Strona 1 z 2

Zawieszenie przednie raz jeszcze.

PostNapisane: poniedziałek, 26 lipca 2010, 18:52
przez michalxtreme
Pomimo tego iż przeszukałem wszystko w linkowni i znalazłem większość możliwości co może dolegać mojemu kangurkowi postanowiłem wrócić do tematu i rozpocząć ten wątek.Otóż szanowni koledzy w ostatnim czasie będąc na urlopie zrobiłem ok. 3000 km i po tym zauważyłem w swoim kangurku dziwne dźwięki dobiegające z przodu pojazdu.Tak więc od samego ruszenia pojawia się głośne buczenie.Cichnie przy 75 km/h i 110 km/h praktycznie do zera.W pozostałych zakresach prędkości wyje jak jasny gwint.Silnik i skrzynie wykluczam bo igiełka. Dbam jak umię i mój mechanik mi w tym pięknie pomaga.
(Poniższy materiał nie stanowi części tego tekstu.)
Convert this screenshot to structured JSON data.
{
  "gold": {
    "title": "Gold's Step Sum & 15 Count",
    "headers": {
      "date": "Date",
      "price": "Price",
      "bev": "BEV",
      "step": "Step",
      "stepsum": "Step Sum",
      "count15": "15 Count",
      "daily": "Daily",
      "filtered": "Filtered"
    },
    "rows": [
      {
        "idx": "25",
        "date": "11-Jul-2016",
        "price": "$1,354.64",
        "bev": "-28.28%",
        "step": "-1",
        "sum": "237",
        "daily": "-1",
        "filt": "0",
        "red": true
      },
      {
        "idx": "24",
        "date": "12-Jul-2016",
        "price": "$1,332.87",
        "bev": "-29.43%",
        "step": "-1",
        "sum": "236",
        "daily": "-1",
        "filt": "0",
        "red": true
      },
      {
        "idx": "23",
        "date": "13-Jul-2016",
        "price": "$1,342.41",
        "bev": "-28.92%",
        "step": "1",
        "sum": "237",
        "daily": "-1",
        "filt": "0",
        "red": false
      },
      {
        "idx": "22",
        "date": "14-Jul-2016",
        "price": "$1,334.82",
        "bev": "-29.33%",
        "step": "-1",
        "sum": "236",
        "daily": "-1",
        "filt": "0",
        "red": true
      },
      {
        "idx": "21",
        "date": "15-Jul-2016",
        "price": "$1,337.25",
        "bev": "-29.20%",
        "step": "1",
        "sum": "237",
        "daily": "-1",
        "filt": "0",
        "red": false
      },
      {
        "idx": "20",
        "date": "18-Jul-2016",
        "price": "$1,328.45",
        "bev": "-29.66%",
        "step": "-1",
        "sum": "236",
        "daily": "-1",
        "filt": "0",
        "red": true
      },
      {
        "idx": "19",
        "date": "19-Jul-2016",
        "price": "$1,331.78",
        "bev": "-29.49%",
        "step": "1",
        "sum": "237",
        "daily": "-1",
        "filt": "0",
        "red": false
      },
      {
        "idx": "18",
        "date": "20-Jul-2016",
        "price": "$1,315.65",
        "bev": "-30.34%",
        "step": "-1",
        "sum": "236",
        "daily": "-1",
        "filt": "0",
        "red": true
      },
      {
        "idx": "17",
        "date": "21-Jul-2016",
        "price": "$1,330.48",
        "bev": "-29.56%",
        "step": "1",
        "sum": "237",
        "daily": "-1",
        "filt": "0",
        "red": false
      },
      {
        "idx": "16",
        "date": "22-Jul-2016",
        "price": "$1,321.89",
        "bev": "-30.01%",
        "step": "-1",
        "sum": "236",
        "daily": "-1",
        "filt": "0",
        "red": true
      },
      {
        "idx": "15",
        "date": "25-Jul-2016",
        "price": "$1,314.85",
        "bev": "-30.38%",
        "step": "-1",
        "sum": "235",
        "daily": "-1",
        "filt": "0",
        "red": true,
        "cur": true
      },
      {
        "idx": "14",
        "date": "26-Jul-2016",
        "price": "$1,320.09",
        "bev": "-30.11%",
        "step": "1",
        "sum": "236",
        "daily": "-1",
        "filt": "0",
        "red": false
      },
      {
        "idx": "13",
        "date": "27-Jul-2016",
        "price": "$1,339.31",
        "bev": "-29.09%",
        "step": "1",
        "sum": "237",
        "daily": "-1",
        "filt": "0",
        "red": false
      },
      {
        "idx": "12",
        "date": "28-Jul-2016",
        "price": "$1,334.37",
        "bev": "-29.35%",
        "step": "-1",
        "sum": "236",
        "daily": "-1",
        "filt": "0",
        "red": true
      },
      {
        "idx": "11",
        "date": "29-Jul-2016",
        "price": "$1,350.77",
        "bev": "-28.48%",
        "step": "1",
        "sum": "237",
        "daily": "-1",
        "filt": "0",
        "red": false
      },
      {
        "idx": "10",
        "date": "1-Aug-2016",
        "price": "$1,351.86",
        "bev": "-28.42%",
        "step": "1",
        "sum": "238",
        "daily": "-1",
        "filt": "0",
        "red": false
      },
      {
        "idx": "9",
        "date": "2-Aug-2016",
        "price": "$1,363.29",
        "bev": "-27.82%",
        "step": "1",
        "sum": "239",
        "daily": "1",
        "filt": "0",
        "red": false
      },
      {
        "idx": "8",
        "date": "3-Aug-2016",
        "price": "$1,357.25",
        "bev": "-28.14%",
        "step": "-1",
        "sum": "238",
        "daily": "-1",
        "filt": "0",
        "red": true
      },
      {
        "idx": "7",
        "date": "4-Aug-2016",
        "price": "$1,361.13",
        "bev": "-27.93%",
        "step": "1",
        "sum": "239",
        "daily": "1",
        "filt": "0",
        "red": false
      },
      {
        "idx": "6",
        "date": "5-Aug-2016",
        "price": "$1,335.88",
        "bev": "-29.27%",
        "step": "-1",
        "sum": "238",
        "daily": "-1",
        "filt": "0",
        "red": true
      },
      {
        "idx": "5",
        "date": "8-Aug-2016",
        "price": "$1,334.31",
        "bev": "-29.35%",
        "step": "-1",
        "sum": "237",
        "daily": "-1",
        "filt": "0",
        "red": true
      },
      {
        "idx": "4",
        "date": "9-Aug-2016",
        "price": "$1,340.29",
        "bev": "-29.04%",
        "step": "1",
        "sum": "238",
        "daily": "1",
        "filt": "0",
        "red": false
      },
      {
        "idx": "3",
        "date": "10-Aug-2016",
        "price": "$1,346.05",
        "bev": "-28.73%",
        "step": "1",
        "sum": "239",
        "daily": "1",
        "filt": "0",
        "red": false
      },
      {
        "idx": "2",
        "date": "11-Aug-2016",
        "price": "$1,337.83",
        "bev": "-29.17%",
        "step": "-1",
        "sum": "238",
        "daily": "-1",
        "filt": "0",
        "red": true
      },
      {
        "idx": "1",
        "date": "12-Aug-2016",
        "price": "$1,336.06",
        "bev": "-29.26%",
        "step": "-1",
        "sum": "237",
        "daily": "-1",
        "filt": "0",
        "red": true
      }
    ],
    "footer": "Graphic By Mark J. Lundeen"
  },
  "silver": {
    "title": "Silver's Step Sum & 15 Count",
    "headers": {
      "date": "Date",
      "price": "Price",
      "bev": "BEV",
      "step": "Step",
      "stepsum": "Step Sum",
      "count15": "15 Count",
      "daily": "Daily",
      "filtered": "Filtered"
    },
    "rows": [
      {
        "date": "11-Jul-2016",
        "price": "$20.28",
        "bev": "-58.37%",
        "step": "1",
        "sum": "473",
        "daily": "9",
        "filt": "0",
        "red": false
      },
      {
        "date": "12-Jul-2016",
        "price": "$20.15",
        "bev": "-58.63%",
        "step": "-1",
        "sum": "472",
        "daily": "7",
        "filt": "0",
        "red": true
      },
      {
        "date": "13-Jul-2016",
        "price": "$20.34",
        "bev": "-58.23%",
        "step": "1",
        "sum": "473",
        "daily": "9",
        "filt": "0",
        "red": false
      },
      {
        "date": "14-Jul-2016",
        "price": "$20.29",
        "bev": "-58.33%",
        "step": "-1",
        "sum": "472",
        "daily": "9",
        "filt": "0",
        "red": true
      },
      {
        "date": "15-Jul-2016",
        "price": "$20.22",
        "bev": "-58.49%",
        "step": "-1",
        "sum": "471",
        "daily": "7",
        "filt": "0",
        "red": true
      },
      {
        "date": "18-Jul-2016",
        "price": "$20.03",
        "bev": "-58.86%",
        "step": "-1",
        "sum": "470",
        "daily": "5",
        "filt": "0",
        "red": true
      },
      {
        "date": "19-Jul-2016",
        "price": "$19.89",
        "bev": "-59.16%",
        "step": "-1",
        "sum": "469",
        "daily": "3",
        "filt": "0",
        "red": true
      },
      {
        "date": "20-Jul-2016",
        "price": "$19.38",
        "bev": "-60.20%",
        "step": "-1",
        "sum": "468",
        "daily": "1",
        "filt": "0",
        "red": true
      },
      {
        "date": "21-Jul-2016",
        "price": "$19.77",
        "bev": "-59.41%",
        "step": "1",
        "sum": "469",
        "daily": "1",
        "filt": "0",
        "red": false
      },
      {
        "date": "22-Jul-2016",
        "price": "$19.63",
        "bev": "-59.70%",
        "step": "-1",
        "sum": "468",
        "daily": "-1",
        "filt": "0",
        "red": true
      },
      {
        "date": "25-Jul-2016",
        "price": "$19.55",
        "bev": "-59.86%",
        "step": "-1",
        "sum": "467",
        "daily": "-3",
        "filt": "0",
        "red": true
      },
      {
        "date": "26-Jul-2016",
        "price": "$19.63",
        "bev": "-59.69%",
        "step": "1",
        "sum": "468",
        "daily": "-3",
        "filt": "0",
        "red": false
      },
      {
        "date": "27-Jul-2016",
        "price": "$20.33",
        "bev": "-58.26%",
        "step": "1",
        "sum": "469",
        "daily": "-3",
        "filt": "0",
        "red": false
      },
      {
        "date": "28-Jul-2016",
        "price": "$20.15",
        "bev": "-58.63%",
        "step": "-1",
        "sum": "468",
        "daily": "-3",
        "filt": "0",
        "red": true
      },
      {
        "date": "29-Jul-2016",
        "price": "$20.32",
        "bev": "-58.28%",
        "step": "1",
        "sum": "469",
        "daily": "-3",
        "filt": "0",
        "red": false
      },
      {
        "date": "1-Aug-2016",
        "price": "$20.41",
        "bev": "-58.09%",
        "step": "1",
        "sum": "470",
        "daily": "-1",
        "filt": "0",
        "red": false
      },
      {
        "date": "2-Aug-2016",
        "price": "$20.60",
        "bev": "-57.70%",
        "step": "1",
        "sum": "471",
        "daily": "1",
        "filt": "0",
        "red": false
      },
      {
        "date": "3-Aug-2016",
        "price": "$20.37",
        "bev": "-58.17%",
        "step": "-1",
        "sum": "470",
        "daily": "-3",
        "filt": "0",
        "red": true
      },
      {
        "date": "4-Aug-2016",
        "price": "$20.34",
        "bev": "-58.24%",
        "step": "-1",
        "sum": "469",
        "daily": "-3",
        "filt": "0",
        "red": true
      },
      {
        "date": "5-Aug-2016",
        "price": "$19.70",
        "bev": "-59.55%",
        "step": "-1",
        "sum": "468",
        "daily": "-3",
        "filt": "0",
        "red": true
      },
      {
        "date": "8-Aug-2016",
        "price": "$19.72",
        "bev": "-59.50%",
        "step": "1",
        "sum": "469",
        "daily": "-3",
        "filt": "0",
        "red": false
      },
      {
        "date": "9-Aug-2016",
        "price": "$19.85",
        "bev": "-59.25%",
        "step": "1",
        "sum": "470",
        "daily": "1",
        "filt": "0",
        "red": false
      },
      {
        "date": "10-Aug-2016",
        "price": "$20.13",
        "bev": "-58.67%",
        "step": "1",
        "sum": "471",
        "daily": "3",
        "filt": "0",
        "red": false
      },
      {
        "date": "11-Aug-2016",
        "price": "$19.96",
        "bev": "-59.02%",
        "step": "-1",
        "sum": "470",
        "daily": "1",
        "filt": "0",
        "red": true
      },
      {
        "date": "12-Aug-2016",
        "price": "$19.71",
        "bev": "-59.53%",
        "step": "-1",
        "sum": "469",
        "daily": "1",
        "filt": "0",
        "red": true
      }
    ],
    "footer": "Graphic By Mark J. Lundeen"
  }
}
Zakładam, że jest to przednie zawieszenie a dokładniej łożyska kół. Mam również do wymiany układ hamulcowy przód. Dodaję, że od czasu do czasu gdy chwyce jakąś dziurkę dobiega do moich uszu dziwne niemetaliczne uderzenie. Co to może być?? Końcówki drążków wykluczam bo nówki. Zaznaczę, że chwyciłem jedna porządną dziurkę i od tamtej pory ściąga mnie troszkę na prawo. A co do łożysk i hamulców przód proszę o rady jakie części i czy ktoś próbował sam to robić?? Jeśli znajdzie się ktoś chętny do pomocy to proszę o jakoweś linki do komiksów z robótek we własnym zakresie w domciu a ja wracam do szukania w linkowni. Pozdrawiam.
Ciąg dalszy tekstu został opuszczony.